Young ladies should not give up their bathing with carbolic soap. Hot water, with a spoonful of prophylactic fluid or phenyl to each quart, is a very wholesome bath in skin disorders, followed by a brisk rub with crash till warm, or wrapping in a blanket by the fire till all danger of chilliness is past. The phenyl and prophylactic fluid are milder forms of carbolic acid, and, like it, disinfectant and healing. A sponge-bath or plunge at seventy-five degrees after a hot bath prevents all weakening effects and taking cold. None but robust persons should ever take baths except in a warm room. The bath-room should always be so arranged as to be heated in a few minutes. Otherwise the bath is best taken in one’s own room before the fire.

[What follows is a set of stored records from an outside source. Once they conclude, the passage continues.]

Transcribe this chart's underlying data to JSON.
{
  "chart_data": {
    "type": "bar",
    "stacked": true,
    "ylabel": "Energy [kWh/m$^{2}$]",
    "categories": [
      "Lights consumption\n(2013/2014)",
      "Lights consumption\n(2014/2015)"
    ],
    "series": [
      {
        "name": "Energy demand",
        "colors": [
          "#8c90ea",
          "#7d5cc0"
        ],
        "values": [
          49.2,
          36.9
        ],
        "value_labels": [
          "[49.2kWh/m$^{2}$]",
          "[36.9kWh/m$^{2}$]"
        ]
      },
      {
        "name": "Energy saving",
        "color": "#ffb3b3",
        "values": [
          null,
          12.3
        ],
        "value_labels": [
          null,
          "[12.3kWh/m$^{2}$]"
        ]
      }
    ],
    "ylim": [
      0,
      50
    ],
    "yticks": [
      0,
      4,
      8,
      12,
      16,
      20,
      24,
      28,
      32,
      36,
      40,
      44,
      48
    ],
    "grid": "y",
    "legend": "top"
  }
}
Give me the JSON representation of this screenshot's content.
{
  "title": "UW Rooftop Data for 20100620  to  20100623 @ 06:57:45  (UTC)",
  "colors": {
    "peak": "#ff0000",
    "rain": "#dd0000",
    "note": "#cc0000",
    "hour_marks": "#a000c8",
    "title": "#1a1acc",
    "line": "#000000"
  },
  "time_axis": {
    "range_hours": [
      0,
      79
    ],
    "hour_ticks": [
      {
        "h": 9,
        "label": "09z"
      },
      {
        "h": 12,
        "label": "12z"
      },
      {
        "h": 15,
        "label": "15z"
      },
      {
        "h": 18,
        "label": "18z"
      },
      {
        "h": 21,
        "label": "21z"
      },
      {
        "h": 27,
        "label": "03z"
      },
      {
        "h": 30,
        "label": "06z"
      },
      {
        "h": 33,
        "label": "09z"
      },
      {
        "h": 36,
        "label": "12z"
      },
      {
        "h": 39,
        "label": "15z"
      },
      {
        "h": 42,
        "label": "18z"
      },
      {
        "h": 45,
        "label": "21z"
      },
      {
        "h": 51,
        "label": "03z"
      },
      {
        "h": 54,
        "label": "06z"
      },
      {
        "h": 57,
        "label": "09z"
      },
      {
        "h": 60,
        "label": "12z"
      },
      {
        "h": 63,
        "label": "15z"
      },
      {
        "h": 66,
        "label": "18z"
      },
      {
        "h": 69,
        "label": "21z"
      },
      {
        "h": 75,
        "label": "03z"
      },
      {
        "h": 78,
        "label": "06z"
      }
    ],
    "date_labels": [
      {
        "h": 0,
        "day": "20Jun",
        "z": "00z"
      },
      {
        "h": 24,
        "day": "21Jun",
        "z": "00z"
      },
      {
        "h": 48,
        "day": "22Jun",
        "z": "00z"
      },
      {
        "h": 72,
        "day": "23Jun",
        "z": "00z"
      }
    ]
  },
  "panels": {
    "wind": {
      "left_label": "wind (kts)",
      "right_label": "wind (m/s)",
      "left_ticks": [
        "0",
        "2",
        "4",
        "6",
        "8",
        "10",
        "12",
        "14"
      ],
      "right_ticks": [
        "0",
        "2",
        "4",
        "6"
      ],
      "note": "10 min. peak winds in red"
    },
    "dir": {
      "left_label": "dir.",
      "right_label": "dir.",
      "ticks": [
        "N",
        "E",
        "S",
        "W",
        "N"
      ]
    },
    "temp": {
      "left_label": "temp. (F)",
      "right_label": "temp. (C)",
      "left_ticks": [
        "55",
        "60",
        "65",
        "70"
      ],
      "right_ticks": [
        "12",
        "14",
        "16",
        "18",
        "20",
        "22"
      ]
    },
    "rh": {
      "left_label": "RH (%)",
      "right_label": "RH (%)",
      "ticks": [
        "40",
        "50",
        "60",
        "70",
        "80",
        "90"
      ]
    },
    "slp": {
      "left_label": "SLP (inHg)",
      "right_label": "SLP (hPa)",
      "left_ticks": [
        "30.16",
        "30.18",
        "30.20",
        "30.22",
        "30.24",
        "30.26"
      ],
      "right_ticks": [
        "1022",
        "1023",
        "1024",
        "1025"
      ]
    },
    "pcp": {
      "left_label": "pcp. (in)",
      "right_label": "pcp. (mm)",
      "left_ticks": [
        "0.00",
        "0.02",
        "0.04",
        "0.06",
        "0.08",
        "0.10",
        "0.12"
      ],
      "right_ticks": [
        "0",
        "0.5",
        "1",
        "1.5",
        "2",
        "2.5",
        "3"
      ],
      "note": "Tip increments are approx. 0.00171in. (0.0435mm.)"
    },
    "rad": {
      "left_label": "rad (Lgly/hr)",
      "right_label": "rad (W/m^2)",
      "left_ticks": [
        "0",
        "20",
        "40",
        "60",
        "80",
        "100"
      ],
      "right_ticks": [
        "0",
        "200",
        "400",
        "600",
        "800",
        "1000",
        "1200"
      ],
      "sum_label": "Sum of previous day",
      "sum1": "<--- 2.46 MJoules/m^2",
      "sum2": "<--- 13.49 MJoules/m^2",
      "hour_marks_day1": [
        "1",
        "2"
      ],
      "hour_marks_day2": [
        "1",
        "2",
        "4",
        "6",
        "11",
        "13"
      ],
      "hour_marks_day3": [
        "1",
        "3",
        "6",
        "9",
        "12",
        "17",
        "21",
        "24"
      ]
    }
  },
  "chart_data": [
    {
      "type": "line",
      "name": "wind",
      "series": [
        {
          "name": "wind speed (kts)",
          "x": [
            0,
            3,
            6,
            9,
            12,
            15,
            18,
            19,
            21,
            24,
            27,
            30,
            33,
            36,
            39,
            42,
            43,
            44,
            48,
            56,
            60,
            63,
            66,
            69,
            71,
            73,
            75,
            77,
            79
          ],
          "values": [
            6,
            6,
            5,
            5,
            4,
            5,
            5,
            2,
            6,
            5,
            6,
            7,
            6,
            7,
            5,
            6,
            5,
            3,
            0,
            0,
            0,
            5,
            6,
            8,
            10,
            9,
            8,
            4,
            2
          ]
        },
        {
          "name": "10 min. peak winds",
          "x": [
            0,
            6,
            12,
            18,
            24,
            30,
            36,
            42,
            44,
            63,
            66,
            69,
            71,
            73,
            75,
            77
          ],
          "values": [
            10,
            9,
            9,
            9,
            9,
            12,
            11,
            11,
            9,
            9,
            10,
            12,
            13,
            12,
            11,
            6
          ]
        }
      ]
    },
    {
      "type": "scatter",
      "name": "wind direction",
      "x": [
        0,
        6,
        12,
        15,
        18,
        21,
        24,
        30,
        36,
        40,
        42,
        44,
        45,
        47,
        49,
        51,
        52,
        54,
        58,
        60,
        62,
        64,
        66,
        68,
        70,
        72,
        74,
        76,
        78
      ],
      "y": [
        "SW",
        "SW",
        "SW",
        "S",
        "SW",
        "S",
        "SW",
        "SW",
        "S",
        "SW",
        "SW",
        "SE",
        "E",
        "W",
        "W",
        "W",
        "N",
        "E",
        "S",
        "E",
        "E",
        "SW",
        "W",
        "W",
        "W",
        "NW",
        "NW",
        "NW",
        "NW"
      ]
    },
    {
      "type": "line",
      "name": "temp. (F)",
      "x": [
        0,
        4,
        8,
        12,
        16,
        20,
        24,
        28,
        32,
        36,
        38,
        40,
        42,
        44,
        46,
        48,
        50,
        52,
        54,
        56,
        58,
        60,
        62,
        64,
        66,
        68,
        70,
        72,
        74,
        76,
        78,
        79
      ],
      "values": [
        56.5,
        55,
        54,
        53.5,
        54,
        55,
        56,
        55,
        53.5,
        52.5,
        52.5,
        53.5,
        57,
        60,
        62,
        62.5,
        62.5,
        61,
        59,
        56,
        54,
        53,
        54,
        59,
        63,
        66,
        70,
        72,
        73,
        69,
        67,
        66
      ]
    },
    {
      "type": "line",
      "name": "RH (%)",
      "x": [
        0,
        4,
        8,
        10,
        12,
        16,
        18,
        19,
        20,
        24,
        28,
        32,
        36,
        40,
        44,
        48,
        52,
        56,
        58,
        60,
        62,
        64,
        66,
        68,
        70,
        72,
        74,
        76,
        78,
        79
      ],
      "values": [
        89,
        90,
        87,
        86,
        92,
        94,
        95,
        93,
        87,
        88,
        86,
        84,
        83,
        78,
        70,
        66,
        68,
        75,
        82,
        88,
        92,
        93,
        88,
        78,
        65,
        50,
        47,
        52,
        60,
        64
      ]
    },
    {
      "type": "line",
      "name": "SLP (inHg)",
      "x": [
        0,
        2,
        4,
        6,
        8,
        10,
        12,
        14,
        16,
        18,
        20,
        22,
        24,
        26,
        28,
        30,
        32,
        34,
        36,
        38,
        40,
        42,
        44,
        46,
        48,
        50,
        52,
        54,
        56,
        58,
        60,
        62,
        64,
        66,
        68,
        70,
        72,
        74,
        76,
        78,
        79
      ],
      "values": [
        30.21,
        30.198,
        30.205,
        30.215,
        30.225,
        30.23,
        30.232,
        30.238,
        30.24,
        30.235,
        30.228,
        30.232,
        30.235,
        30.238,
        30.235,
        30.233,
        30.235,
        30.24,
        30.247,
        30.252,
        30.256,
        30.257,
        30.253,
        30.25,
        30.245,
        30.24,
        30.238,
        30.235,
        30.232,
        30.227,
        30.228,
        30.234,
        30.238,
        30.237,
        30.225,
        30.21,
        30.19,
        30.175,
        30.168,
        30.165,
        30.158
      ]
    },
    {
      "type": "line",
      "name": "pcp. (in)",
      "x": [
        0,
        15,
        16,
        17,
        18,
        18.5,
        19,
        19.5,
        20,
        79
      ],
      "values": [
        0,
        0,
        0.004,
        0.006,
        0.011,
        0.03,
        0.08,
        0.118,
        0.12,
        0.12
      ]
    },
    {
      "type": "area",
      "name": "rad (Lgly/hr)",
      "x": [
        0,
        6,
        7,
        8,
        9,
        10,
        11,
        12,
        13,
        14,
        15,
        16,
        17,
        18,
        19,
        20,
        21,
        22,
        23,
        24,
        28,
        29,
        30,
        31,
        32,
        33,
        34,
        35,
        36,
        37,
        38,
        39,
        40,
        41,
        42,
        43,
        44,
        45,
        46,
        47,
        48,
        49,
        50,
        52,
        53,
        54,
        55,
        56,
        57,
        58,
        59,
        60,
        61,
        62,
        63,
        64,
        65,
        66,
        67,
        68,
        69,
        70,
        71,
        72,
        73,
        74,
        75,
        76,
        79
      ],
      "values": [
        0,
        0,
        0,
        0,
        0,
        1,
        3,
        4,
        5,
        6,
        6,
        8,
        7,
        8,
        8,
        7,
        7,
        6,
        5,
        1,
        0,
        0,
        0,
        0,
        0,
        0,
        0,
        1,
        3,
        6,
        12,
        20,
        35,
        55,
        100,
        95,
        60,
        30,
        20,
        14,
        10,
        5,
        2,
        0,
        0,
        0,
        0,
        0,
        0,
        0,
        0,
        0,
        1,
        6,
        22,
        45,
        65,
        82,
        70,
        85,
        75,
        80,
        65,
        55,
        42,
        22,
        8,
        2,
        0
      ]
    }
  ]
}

The disguise for a bad skin is easily found. Refined chalk is the safest thing to use, and costs far less by its own name than put up in photograph boxes as “Lily White,” etc. Cascarilla powder, which the Cuban ladies use so much, is recommended as entirely harmless. It is prepared from a root used in medicine, and in New York is sold at all the little Cuban shops, with cigars, tropic sweetmeats, and other necessaries of life. Either wash the face with thick suds from glycerine soap, and dust the powder on with a swan’s-down puff, removing superfluous traces with a fresh puff kept for the purpose, or else grind the powder in wet linen by pressing it in the fingers, and apply what oozes through to the skin. A fine wash for a rough or sunburned skin is made of two ounces of distilled water, one ounce of glycerine, one ounce of alcohol, and half an ounce of tincture of benzoin. Without the water, and with the addition of two ounces of prepared chalk free from bismuth, it makes a far better cosmetic for whitening the face than any of the expensive “Balms of Youth” or “Magnolia Blooms.” If a flesh tint is desired, add a grain of carmine.